J’entretiens une relation proche et suivie avec la communauté juive d’ici, qui est très active et dynamique. Je vais à la synagogue tous les jours et suis donc en liaison directe avec ce qui se passe dans la vie juive de Stockholm. Je me suis bien entendu rendu dans toutes les autres villes de Suède où il y a des communautés juives, et à Göteborg, j’ai rencontré un envoyé de Habad-Loubavitch qui, dans des circonstances très difficiles, mène une vie juive strictement en conformité avec la Halakha; il a même ouvert une école juive avec vingt enfants… dont neuf ou dix sont les siens.

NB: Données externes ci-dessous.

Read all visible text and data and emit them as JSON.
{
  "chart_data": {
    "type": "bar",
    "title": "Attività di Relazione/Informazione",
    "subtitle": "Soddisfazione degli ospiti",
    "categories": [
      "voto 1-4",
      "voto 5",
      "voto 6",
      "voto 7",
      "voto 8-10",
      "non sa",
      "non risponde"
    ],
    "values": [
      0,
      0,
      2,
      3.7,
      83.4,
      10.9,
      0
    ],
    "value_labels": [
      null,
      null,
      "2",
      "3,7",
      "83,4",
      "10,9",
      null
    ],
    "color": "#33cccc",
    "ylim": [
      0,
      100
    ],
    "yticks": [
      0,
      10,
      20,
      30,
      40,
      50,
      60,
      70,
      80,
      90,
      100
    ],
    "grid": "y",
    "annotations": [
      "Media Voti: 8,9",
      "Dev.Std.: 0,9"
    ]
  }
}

Je profite de mes visites aux communautés juives pour promouvoir l’image d’Israël et partout, je rencontre les gouverneurs, les maires, le clergé et les rédacteurs des journaux locaux.
Dans le cadre de mes activités, outre le traitement des questions bilatérales quotidiennes, je mets également l’accent sur la promotion des échanges culturels entre nos deux pays.
Comment évaluez-vous l’antisémitisme en Suède où il existe un mouvement néo-nazi assez important ?
Bien entendu, nous travaillons avec les autorités pour les combattre et je sais de source sûre qu’ils sont sous la stricte surveillance de la police. Personnellement, je multiplie les contacts avec les églises et le Ministère de l’Éducation pour qu’un vaste programme pédagogique sur la Shoa, sur le racisme et l’antisémitisme en général soit diffusé dans les écoles et dans la presse.
Comment voyez-vous l’évolution des relations entre Israël et la Suède ?
Ce pays vit actuellement une période de transition due à son entrée dans la Communauté européenne et au fait qu’il désire maintenir une certaine indépendance nationale. De plus, la Suède estime avoir une responsabilité toute particulière à l’égard des républiques Baltes qui représentent, pour elle, une sorte de zone de protection face à la Russie. Tous ces éléments font que la Suède est intéressée à renforcer ses liens avec nous tant sur les plans politique et économique que dans d’autres domaines plus spécifiques.